Já mencionei em outra coluna: nos 20 anos em que, como escritor, participo de feiras literárias ou bate-papos com o público, raríssimas vezes não me perguntaram como fica o humor diante "da patrulha" do politicamente correto. Nem uma única vez, contudo, me perguntaram o que eu achava de piadas racistas, machistas, homofóbicas ou preconceituosas, em geral.
Não é que eu discorde da existência de "uma patrulha", nem discordo que, em meio a avanços importantes promovidos pelo PC, haja alguns exageros, anseios puritanos ou totalitários. Mas é sintomático e revelador que, se tomássemos como lente apenas os eventos literários, sairíamos com a impressão de que o grande oprimido no Brasil é o escritor branco, heterossexual, no topo da pirâmide social, amordaçado pelas minorias. A realidade, óbvio, é bem diferente.
Nesta semana, enquanto o Exército se espalhava pelo Rio de Janeiro, um vídeo feito por e para negros viralizou na internet: "Intervenção do Rio: dicas para sobreviver a uma abordagem indevida". Veja: "dicas para SOBREVIVER". Semana passada um garoto foi agredido a coronhadas no banheiro do shopping Pátio Higienópolis, aparentemente, por ser gay. Nem precisamos falar do assédio sobre as mulheres em locais de trabalho, violência doméstica, estupros.
Se o politicamente correto contribui ou não na luta pelos direitos das minorias é sem dúvida uma indagação pertinente. Coibir o uso de palavras como "negão", "crioulinho", "viado", "favelado" ou "vagabunda" é um passo na diminuição dos preconceitos? (Acho que sim). Ou o Photoshop verbal apenas aumenta as tensões sob o tapume da hipocrisia? (Pode ser, também). São questões complexas e que precisam ser discutidas profundamente, por todas as partes envolvidas.
Na última segunda, a Folha deu um passo atrás nesta discussão ao realizar o debate A Guerra das Palavras: Os limites do politicamente correto. O primeiro dos três homens brancos, heterossexuais e do topo da pirâmide social a ser chamado ao palco, o que abriu a conversa e o que deu a última palavra sobre o assunto foi o jornalista William Waack.

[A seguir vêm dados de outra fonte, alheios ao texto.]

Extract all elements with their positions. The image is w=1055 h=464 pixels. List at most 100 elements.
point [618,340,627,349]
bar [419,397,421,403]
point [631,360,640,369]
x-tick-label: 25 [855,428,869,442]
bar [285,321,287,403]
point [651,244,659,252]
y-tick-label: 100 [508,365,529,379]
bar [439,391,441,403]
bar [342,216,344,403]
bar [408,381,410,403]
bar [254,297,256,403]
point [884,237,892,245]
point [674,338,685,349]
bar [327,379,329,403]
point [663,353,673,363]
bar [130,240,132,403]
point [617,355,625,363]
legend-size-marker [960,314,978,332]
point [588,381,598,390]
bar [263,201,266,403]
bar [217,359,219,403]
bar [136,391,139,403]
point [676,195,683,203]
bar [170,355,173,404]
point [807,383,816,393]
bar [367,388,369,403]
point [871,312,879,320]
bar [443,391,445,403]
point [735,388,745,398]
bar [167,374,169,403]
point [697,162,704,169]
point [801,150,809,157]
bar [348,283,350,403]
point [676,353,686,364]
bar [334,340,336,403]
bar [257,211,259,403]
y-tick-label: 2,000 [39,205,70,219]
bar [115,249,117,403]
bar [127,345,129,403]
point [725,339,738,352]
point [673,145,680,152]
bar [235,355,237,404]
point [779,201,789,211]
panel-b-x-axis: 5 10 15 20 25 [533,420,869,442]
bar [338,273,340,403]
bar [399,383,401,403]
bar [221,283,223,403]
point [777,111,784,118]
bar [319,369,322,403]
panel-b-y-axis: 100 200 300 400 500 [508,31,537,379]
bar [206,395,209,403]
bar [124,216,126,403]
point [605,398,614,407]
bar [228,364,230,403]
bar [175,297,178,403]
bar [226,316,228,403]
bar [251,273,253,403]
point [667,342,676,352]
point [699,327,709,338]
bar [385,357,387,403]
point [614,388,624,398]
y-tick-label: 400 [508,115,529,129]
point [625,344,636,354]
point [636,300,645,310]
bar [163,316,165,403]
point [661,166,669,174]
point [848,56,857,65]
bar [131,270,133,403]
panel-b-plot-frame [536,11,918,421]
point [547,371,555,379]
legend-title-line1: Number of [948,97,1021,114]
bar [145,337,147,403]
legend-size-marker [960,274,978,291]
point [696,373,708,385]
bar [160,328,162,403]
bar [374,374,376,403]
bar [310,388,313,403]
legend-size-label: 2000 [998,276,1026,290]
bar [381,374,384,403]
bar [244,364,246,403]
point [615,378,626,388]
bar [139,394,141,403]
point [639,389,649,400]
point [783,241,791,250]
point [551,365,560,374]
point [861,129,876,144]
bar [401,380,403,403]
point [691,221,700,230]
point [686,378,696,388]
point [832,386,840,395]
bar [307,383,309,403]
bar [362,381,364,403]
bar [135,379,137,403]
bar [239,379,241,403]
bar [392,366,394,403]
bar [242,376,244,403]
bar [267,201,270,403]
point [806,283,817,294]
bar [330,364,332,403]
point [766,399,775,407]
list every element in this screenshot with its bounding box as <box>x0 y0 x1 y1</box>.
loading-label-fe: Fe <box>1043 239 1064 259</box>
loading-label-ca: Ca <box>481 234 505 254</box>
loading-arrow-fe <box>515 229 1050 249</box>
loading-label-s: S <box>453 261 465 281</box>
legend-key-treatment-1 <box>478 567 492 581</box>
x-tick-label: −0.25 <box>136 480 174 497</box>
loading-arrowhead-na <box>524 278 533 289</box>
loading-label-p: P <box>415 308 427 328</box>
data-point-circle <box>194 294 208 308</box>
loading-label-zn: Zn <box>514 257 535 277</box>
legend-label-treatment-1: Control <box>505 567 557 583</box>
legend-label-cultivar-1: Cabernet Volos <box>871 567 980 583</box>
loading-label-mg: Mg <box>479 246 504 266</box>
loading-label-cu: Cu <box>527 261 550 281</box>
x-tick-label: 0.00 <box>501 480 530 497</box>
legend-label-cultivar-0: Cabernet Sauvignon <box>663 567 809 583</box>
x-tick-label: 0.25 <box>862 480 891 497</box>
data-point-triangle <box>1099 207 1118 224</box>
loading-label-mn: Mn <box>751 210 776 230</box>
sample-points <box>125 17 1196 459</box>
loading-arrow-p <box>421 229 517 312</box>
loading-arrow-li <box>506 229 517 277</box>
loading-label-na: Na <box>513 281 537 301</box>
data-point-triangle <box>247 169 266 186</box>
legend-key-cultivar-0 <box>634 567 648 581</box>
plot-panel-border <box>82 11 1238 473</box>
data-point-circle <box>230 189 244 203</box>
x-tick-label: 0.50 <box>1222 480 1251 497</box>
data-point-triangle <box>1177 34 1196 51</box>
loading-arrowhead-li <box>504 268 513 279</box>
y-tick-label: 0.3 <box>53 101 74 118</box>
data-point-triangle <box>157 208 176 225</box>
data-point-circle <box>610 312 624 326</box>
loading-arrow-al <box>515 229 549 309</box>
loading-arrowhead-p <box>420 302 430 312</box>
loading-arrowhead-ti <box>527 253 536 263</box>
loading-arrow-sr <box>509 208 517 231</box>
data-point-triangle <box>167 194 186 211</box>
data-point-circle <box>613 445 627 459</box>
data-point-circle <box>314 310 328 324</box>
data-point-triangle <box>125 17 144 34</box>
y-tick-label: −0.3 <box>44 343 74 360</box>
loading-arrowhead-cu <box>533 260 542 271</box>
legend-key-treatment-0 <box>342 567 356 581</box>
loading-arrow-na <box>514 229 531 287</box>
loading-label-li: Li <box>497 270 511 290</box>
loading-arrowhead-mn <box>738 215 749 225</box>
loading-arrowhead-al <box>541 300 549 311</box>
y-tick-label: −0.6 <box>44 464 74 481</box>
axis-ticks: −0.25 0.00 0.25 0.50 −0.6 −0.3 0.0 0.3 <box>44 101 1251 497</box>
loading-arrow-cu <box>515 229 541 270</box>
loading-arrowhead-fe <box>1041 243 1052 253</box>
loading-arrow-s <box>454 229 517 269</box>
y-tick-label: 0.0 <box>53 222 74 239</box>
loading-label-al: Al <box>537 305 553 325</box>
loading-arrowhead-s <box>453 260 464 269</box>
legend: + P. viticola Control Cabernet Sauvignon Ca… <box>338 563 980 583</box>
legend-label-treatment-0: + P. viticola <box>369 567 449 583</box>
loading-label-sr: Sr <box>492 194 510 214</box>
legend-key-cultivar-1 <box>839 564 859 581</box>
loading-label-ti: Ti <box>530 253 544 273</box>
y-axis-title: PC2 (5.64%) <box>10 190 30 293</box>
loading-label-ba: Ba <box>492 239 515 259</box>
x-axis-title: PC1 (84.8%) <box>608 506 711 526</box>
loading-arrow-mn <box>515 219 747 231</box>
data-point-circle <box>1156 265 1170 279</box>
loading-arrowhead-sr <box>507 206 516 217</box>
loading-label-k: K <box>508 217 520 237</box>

É razoável discordar da extrapolação do conceito de lugar de fala, que só acha legítimo negros falarem sobre negros, gays sobre gays, índios sobre índios. Maior extrapolação, porém, parece-me acreditar que gênero, cor da pele, classe social ou orientação sexual não têm qualquer influência sobre a nossa visão de mundo e que três representantes do extrato social mais privilegiado dão conta de resolver um imbróglio que gira, entre outras coisas, em torno do privilégio. Considerando-se ainda que um desses homens acaba de sair das manchetes por ter afirmado, diante de buzinadas irritantes, que aquilo era "coisa de preto", fica a impressão de que não se buscava um debate, mas firmar uma posição.

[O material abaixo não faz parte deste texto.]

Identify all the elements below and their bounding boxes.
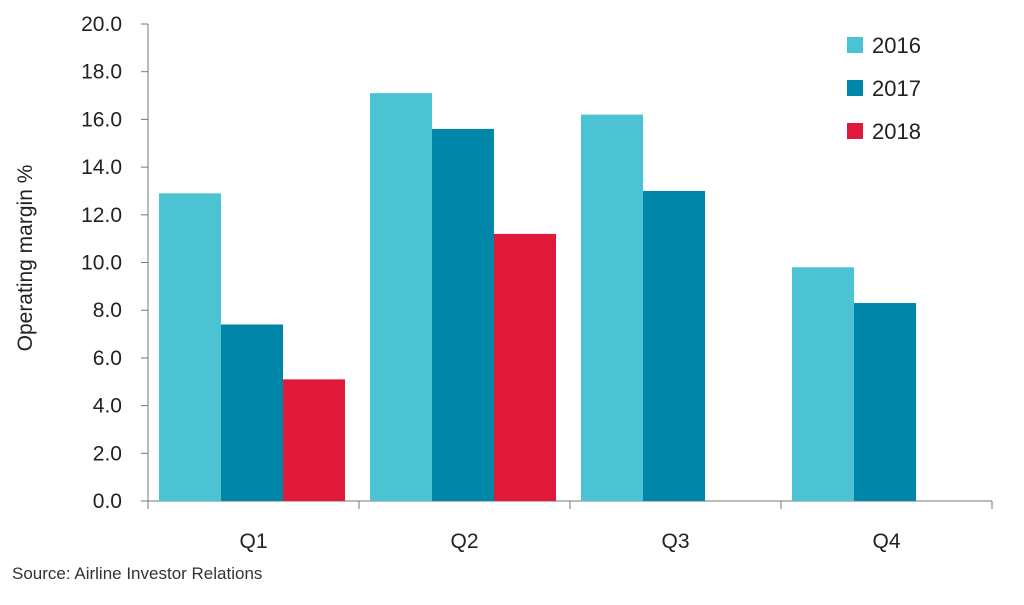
y-tick-label: 8.0 xyxy=(93,299,122,322)
legend-swatch-2017 xyxy=(847,80,863,96)
y-tick-label: 20.0 xyxy=(81,13,122,36)
bar-2017-Q4 xyxy=(854,303,916,501)
bar-2016-Q1 xyxy=(159,193,221,501)
x-tick-label: Q2 xyxy=(450,530,478,553)
y-tick-label: 2.0 xyxy=(93,442,122,465)
y-tick-label: 10.0 xyxy=(81,252,122,275)
x-tick-label: Q3 xyxy=(661,530,689,553)
legend-label: 2016 xyxy=(872,33,921,58)
bar-2017-Q1 xyxy=(221,324,283,501)
y-tick-label: 18.0 xyxy=(81,61,122,84)
bars xyxy=(159,93,916,501)
bar-2017-Q2 xyxy=(432,128,494,501)
x-axis: Q1 Q2 Q3 Q4 xyxy=(147,500,993,553)
y-axis-label: Operating margin % xyxy=(14,165,37,352)
y-tick-label: 6.0 xyxy=(93,347,122,370)
y-tick-label: 4.0 xyxy=(93,395,122,418)
legend-swatch-2018 xyxy=(847,123,863,139)
bar-2016-Q4 xyxy=(792,267,854,501)
y-tick-label: 12.0 xyxy=(81,204,122,227)
bar-2016-Q2 xyxy=(370,93,432,501)
y-tick-label: 0.0 xyxy=(93,490,122,513)
bar-2018-Q1 xyxy=(283,379,345,501)
legend-label: 2017 xyxy=(872,76,921,101)
source-note: Source: Airline Investor Relations xyxy=(12,564,263,583)
bar-2018-Q2 xyxy=(494,233,556,501)
x-tick-label: Q4 xyxy=(872,530,900,553)
legend: 2016 2017 2018 xyxy=(847,33,921,144)
legend-label: 2018 xyxy=(872,119,921,144)
y-tick-label: 14.0 xyxy=(81,156,122,179)
y-tick-label: 16.0 xyxy=(81,108,122,131)
x-tick-label: Q1 xyxy=(239,530,267,553)
bar-2017-Q3 xyxy=(643,190,705,501)
y-axis: 0.0 2.0 4.0 6.0 8.0 10.0 12.0 14.0 16.0 18.0 20.0 xyxy=(81,13,149,513)
bar-2016-Q3 xyxy=(581,114,643,501)
legend-swatch-2016 xyxy=(847,37,863,53)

Uma das críticas que se faz ao politicamente correto é sua ênfase numa suposta "vitimização". Pois não há "vitimização" mais difícil de engolir do que acreditar que na "guerra das palavras" do Brasil atual a voz que corre mais perigo de ser calada e que deve ser defendida num evento do jornal é a do homem branco, heterossexual, do topo da pirâmide.
Dois dias depois da mesa sobre "a patrulha" do PC, a Folha trouxe na primeira página a foto de outra patrulha, esta do Exército —um fuzil em primeiro plano —, revistando crianças numa favela carioca. Todas as crianças eram negras.